Uczestnik podzielił się z nami także wrażeniami „od kuchni” - Wbrew pozorom jest trochę męczące. 25-minutowy odcinek kręciło się ponad 2 godziny. Było dużo dubli - wprowadzenie, odczytywanie pytań, wręczanie nagród, a nawet oklaski widowni były powtarzane, bo reżyser stwierdził, że są zbyt krótkie. Wszystko odbywa się w wirtualnym studio, które jest... zielone. Telewidzowie myślą, że każdy teleturniej odbywa się w innym miejscu, albo chociaż zmieniana jest dekoracja, a tak naprawdę jest to wprowadzane komputerowo. Warto kiedyś zwrócić uwagę, dlaczego żaden uczestnik nie jest ubrany na zielono? Bo na jego ciało nałożyłaby się warstwa ze studia - zdradza tajemnice Szymon.
Poświęcony czas nie był jednak czasem straconym, bo Szymon wygrał pakiet dwuosobowy na półfinał mistrzostw świata w Petersburgu, pieniądze na karcie kredytowej i noclegi w luksusowym hotelu. - Na turniej wybiorę się z tatą. Zawsze chciał pojechać do Rosji i teraz będzie ku temu okazja.
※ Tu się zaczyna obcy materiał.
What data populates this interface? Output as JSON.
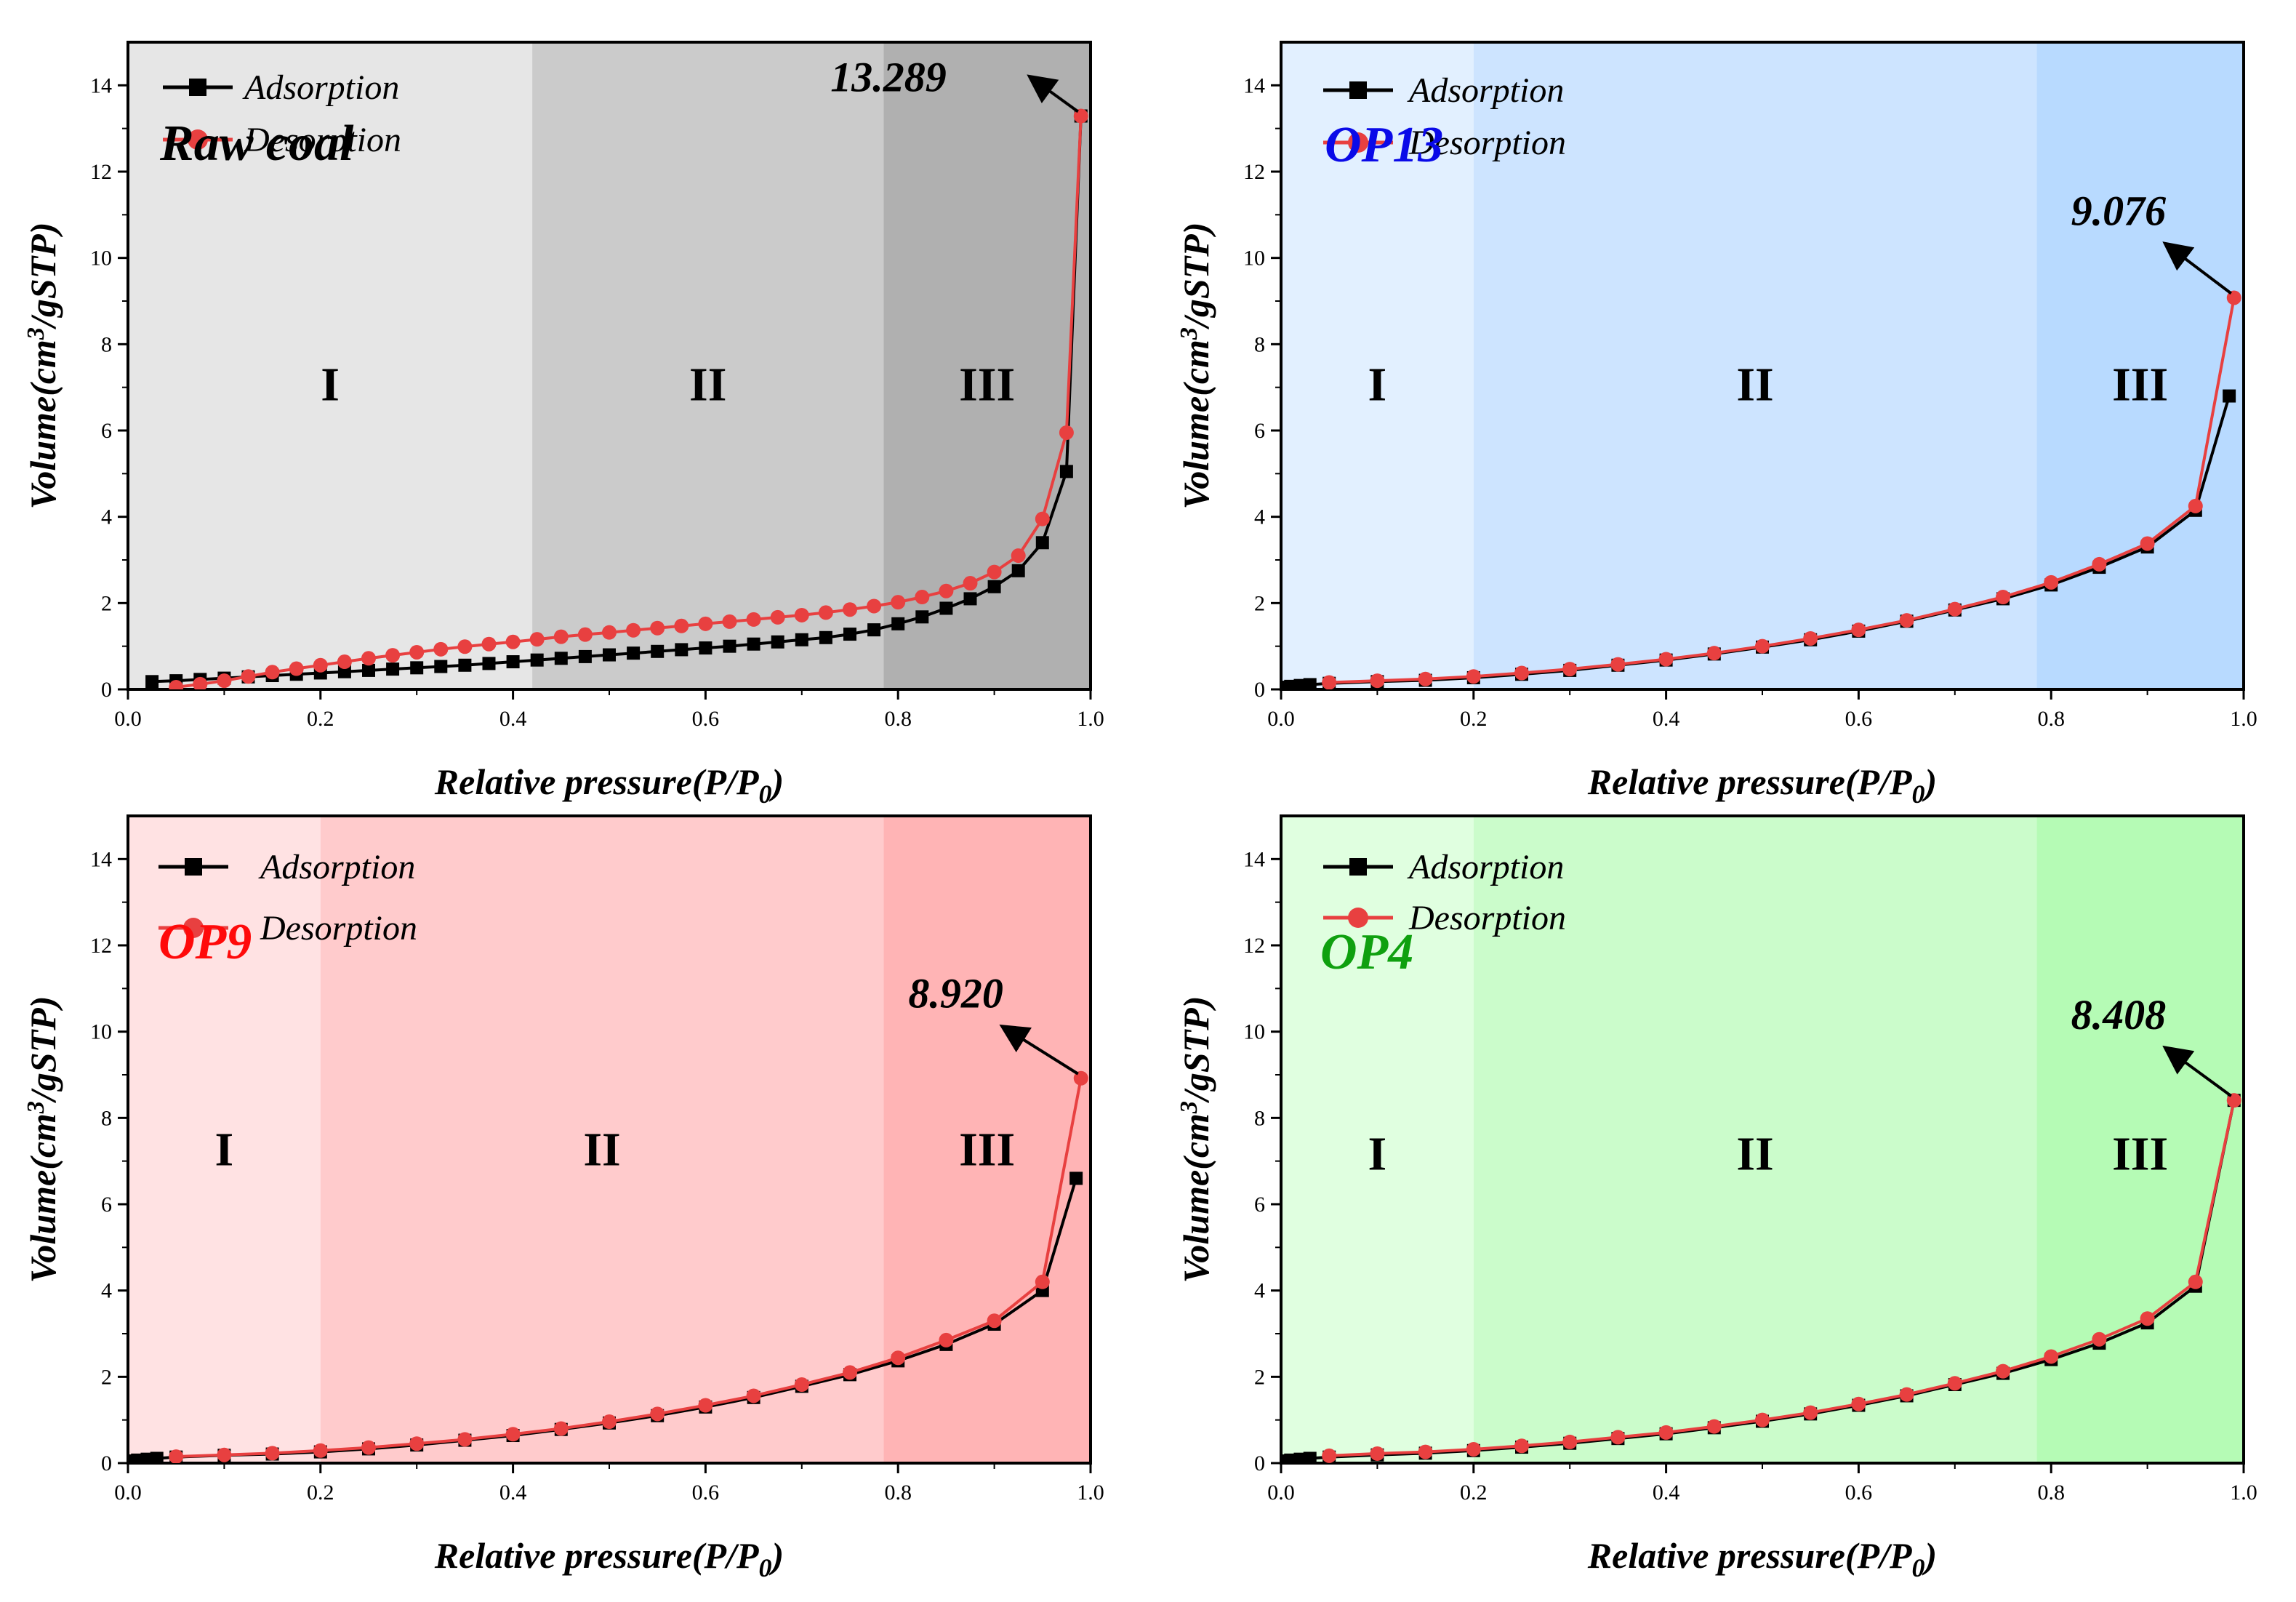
{
  "chart_data": [
    {
      "type": "line",
      "panel": "top-left",
      "sample_label": "Raw coal",
      "sample_color": "#000000",
      "xlabel_main": "Relative pressure(P/P",
      "xlabel_sub": "0",
      "xlabel_close": ")",
      "ylabel_main": "Volume(cm",
      "ylabel_sup": "3",
      "ylabel_rest": "/gSTP)",
      "xlim": [
        0.0,
        1.0
      ],
      "ylim": [
        0,
        15
      ],
      "x_ticks": [
        "0.0",
        "0.2",
        "0.4",
        "0.6",
        "0.8",
        "1.0"
      ],
      "y_ticks": [
        "0",
        "2",
        "4",
        "6",
        "8",
        "10",
        "12",
        "14"
      ],
      "legend": {
        "placement": "top-left",
        "entries": [
          "Adsorption",
          "Desorption"
        ]
      },
      "regions": [
        {
          "label": "I",
          "x_start": 0.0,
          "x_end": 0.42,
          "color": "#e6e6e6"
        },
        {
          "label": "II",
          "x_start": 0.42,
          "x_end": 0.785,
          "color": "#cbcbcb"
        },
        {
          "label": "III",
          "x_start": 0.785,
          "x_end": 1.0,
          "color": "#b0b0b0"
        }
      ],
      "region_label_y": 6.7,
      "peak": {
        "label": "13.289",
        "x": 0.99,
        "y": 13.289,
        "label_x": 0.79,
        "label_y": 14.2
      },
      "series": [
        {
          "name": "Adsorption",
          "color": "#000000",
          "marker": "square",
          "x": [
            0.025,
            0.05,
            0.075,
            0.1,
            0.125,
            0.15,
            0.175,
            0.2,
            0.225,
            0.25,
            0.275,
            0.3,
            0.325,
            0.35,
            0.375,
            0.4,
            0.425,
            0.45,
            0.475,
            0.5,
            0.525,
            0.55,
            0.575,
            0.6,
            0.625,
            0.65,
            0.675,
            0.7,
            0.725,
            0.75,
            0.775,
            0.8,
            0.825,
            0.85,
            0.875,
            0.9,
            0.925,
            0.95,
            0.975,
            0.99
          ],
          "y": [
            0.18,
            0.2,
            0.23,
            0.26,
            0.29,
            0.32,
            0.35,
            0.38,
            0.41,
            0.44,
            0.47,
            0.5,
            0.53,
            0.56,
            0.6,
            0.64,
            0.68,
            0.72,
            0.76,
            0.8,
            0.84,
            0.88,
            0.92,
            0.96,
            1.0,
            1.05,
            1.1,
            1.15,
            1.2,
            1.28,
            1.38,
            1.52,
            1.68,
            1.88,
            2.1,
            2.38,
            2.75,
            3.4,
            5.05,
            13.289
          ]
        },
        {
          "name": "Desorption",
          "color": "#e84040",
          "marker": "circle",
          "x": [
            0.05,
            0.075,
            0.1,
            0.125,
            0.15,
            0.175,
            0.2,
            0.225,
            0.25,
            0.275,
            0.3,
            0.325,
            0.35,
            0.375,
            0.4,
            0.425,
            0.45,
            0.475,
            0.5,
            0.525,
            0.55,
            0.575,
            0.6,
            0.625,
            0.65,
            0.675,
            0.7,
            0.725,
            0.75,
            0.775,
            0.8,
            0.825,
            0.85,
            0.875,
            0.9,
            0.925,
            0.95,
            0.975,
            0.99
          ],
          "y": [
            0.05,
            0.12,
            0.2,
            0.3,
            0.4,
            0.48,
            0.56,
            0.64,
            0.72,
            0.79,
            0.86,
            0.93,
            0.99,
            1.05,
            1.1,
            1.16,
            1.22,
            1.27,
            1.32,
            1.37,
            1.42,
            1.47,
            1.52,
            1.57,
            1.62,
            1.67,
            1.72,
            1.78,
            1.85,
            1.93,
            2.02,
            2.14,
            2.28,
            2.46,
            2.72,
            3.1,
            3.95,
            5.95,
            13.289
          ]
        }
      ]
    },
    {
      "type": "line",
      "panel": "top-right",
      "sample_label": "OP13",
      "sample_color": "#0a0ae8",
      "xlabel_main": "Relative pressure(P/P",
      "xlabel_sub": "0",
      "xlabel_close": ")",
      "ylabel_main": "Volume(cm",
      "ylabel_sup": "3",
      "ylabel_rest": "/gSTP)",
      "xlim": [
        0.0,
        1.0
      ],
      "ylim": [
        0,
        15
      ],
      "x_ticks": [
        "0.0",
        "0.2",
        "0.4",
        "0.6",
        "0.8",
        "1.0"
      ],
      "y_ticks": [
        "0",
        "2",
        "4",
        "6",
        "8",
        "10",
        "12",
        "14"
      ],
      "legend": {
        "placement": "top-left",
        "entries": [
          "Adsorption",
          "Desorption"
        ]
      },
      "regions": [
        {
          "label": "I",
          "x_start": 0.0,
          "x_end": 0.2,
          "color": "#e2f0ff"
        },
        {
          "label": "II",
          "x_start": 0.2,
          "x_end": 0.785,
          "color": "#cde4ff"
        },
        {
          "label": "III",
          "x_start": 0.785,
          "x_end": 1.0,
          "color": "#b8daff"
        }
      ],
      "region_label_y": 6.7,
      "peak": {
        "label": "9.076",
        "x": 0.99,
        "y": 9.076,
        "label_x": 0.87,
        "label_y": 11.1
      },
      "series": [
        {
          "name": "Adsorption",
          "color": "#000000",
          "marker": "square",
          "x": [
            0.005,
            0.01,
            0.02,
            0.03,
            0.05,
            0.1,
            0.15,
            0.2,
            0.25,
            0.3,
            0.35,
            0.4,
            0.45,
            0.5,
            0.55,
            0.6,
            0.65,
            0.7,
            0.75,
            0.8,
            0.85,
            0.9,
            0.95,
            0.985
          ],
          "y": [
            0.05,
            0.07,
            0.09,
            0.11,
            0.14,
            0.18,
            0.21,
            0.27,
            0.35,
            0.44,
            0.56,
            0.68,
            0.82,
            0.98,
            1.15,
            1.35,
            1.58,
            1.84,
            2.1,
            2.42,
            2.83,
            3.3,
            4.15,
            6.8
          ]
        },
        {
          "name": "Desorption",
          "color": "#e84040",
          "marker": "circle",
          "x": [
            0.05,
            0.1,
            0.15,
            0.2,
            0.25,
            0.3,
            0.35,
            0.4,
            0.45,
            0.5,
            0.55,
            0.6,
            0.65,
            0.7,
            0.75,
            0.8,
            0.85,
            0.9,
            0.95,
            0.99
          ],
          "y": [
            0.16,
            0.2,
            0.24,
            0.3,
            0.38,
            0.47,
            0.58,
            0.7,
            0.84,
            1.0,
            1.18,
            1.38,
            1.6,
            1.86,
            2.14,
            2.48,
            2.9,
            3.38,
            4.25,
            9.076
          ]
        }
      ]
    },
    {
      "type": "line",
      "panel": "bottom-left",
      "sample_label": "OP9",
      "sample_color": "#ff0a0a",
      "xlabel_main": "Relative pressure(P/P",
      "xlabel_sub": "0",
      "xlabel_close": ")",
      "ylabel_main": "Volume(cm",
      "ylabel_sup": "3",
      "ylabel_rest": "/gSTP)",
      "xlim": [
        0.0,
        1.0
      ],
      "ylim": [
        0,
        15
      ],
      "x_ticks": [
        "0.0",
        "0.2",
        "0.4",
        "0.6",
        "0.8",
        "1.0"
      ],
      "y_ticks": [
        "0",
        "2",
        "4",
        "6",
        "8",
        "10",
        "12",
        "14"
      ],
      "legend": {
        "placement": "top-left",
        "entries": [
          "Adsorption",
          "Desorption"
        ]
      },
      "regions": [
        {
          "label": "I",
          "x_start": 0.0,
          "x_end": 0.2,
          "color": "#ffe2e3"
        },
        {
          "label": "II",
          "x_start": 0.2,
          "x_end": 0.785,
          "color": "#ffcbcc"
        },
        {
          "label": "III",
          "x_start": 0.785,
          "x_end": 1.0,
          "color": "#ffb4b5"
        }
      ],
      "region_label_y": 6.9,
      "peak": {
        "label": "8.920",
        "x": 0.99,
        "y": 8.92,
        "label_x": 0.86,
        "label_y": 10.9
      },
      "series": [
        {
          "name": "Adsorption",
          "color": "#000000",
          "marker": "square",
          "x": [
            0.005,
            0.01,
            0.02,
            0.03,
            0.05,
            0.1,
            0.15,
            0.2,
            0.25,
            0.3,
            0.35,
            0.4,
            0.45,
            0.5,
            0.55,
            0.6,
            0.65,
            0.7,
            0.75,
            0.8,
            0.85,
            0.9,
            0.95,
            0.985
          ],
          "y": [
            0.05,
            0.07,
            0.09,
            0.11,
            0.14,
            0.18,
            0.21,
            0.26,
            0.33,
            0.42,
            0.53,
            0.64,
            0.78,
            0.93,
            1.1,
            1.3,
            1.52,
            1.78,
            2.05,
            2.37,
            2.75,
            3.22,
            4.0,
            6.6
          ]
        },
        {
          "name": "Desorption",
          "color": "#e84040",
          "marker": "circle",
          "x": [
            0.05,
            0.1,
            0.15,
            0.2,
            0.25,
            0.3,
            0.35,
            0.4,
            0.45,
            0.5,
            0.55,
            0.6,
            0.65,
            0.7,
            0.75,
            0.8,
            0.85,
            0.9,
            0.95,
            0.99
          ],
          "y": [
            0.15,
            0.19,
            0.23,
            0.29,
            0.36,
            0.45,
            0.55,
            0.67,
            0.8,
            0.96,
            1.14,
            1.34,
            1.56,
            1.82,
            2.1,
            2.44,
            2.85,
            3.3,
            4.2,
            8.92
          ]
        }
      ]
    },
    {
      "type": "line",
      "panel": "bottom-right",
      "sample_label": "OP4",
      "sample_color": "#0fa00f",
      "xlabel_main": "Relative pressure(P/P",
      "xlabel_sub": "0",
      "xlabel_close": ")",
      "ylabel_main": "Volume(cm",
      "ylabel_sup": "3",
      "ylabel_rest": "/gSTP)",
      "xlim": [
        0.0,
        1.0
      ],
      "ylim": [
        0,
        15
      ],
      "x_ticks": [
        "0.0",
        "0.2",
        "0.4",
        "0.6",
        "0.8",
        "1.0"
      ],
      "y_ticks": [
        "0",
        "2",
        "4",
        "6",
        "8",
        "10",
        "12",
        "14"
      ],
      "legend": {
        "placement": "top-left",
        "entries": [
          "Adsorption",
          "Desorption"
        ]
      },
      "regions": [
        {
          "label": "I",
          "x_start": 0.0,
          "x_end": 0.2,
          "color": "#e0ffe0"
        },
        {
          "label": "II",
          "x_start": 0.2,
          "x_end": 0.785,
          "color": "#cbfccb"
        },
        {
          "label": "III",
          "x_start": 0.785,
          "x_end": 1.0,
          "color": "#b5fbb5"
        }
      ],
      "region_label_y": 6.8,
      "peak": {
        "label": "8.408",
        "x": 0.99,
        "y": 8.408,
        "label_x": 0.87,
        "label_y": 10.4
      },
      "series": [
        {
          "name": "Adsorption",
          "color": "#000000",
          "marker": "square",
          "x": [
            0.005,
            0.01,
            0.02,
            0.03,
            0.05,
            0.1,
            0.15,
            0.2,
            0.25,
            0.3,
            0.35,
            0.4,
            0.45,
            0.5,
            0.55,
            0.6,
            0.65,
            0.7,
            0.75,
            0.8,
            0.85,
            0.9,
            0.95,
            0.99
          ],
          "y": [
            0.05,
            0.07,
            0.09,
            0.11,
            0.14,
            0.19,
            0.23,
            0.29,
            0.37,
            0.46,
            0.57,
            0.68,
            0.82,
            0.97,
            1.14,
            1.34,
            1.56,
            1.82,
            2.08,
            2.4,
            2.78,
            3.25,
            4.1,
            8.408
          ]
        },
        {
          "name": "Desorption",
          "color": "#e84040",
          "marker": "circle",
          "x": [
            0.05,
            0.1,
            0.15,
            0.2,
            0.25,
            0.3,
            0.35,
            0.4,
            0.45,
            0.5,
            0.55,
            0.6,
            0.65,
            0.7,
            0.75,
            0.8,
            0.85,
            0.9,
            0.95,
            0.99
          ],
          "y": [
            0.17,
            0.22,
            0.26,
            0.32,
            0.4,
            0.49,
            0.6,
            0.71,
            0.85,
            1.0,
            1.17,
            1.37,
            1.59,
            1.85,
            2.13,
            2.47,
            2.87,
            3.35,
            4.2,
            8.408
          ]
        }
      ]
    }
  ]
}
Też jest kibicem i śledzi rozgrywki piłkarskie - powiedział Szymon.
Kto wygra tegoroczne mistrzostwa i jak daleko dojdzie reprezentacja Polski? - Jeśli mam wskazać mojego faworyta - to Hiszpania. W europejskich pucharach ich drużyny klubowe zgarniają wszystko - wiedzą jak grać w turniejach. Mam nadzieję, że Polska przywiezie z mundialu medal, obojętnie jakiego koloru. Może kadrowo nie jesteśmy silni jak rywale, ale mamy zgrany zespół, a to jest kluczowe. Najważniejszy będzie pierwszy mecz - stwierdził uczestnik z Tworkowa.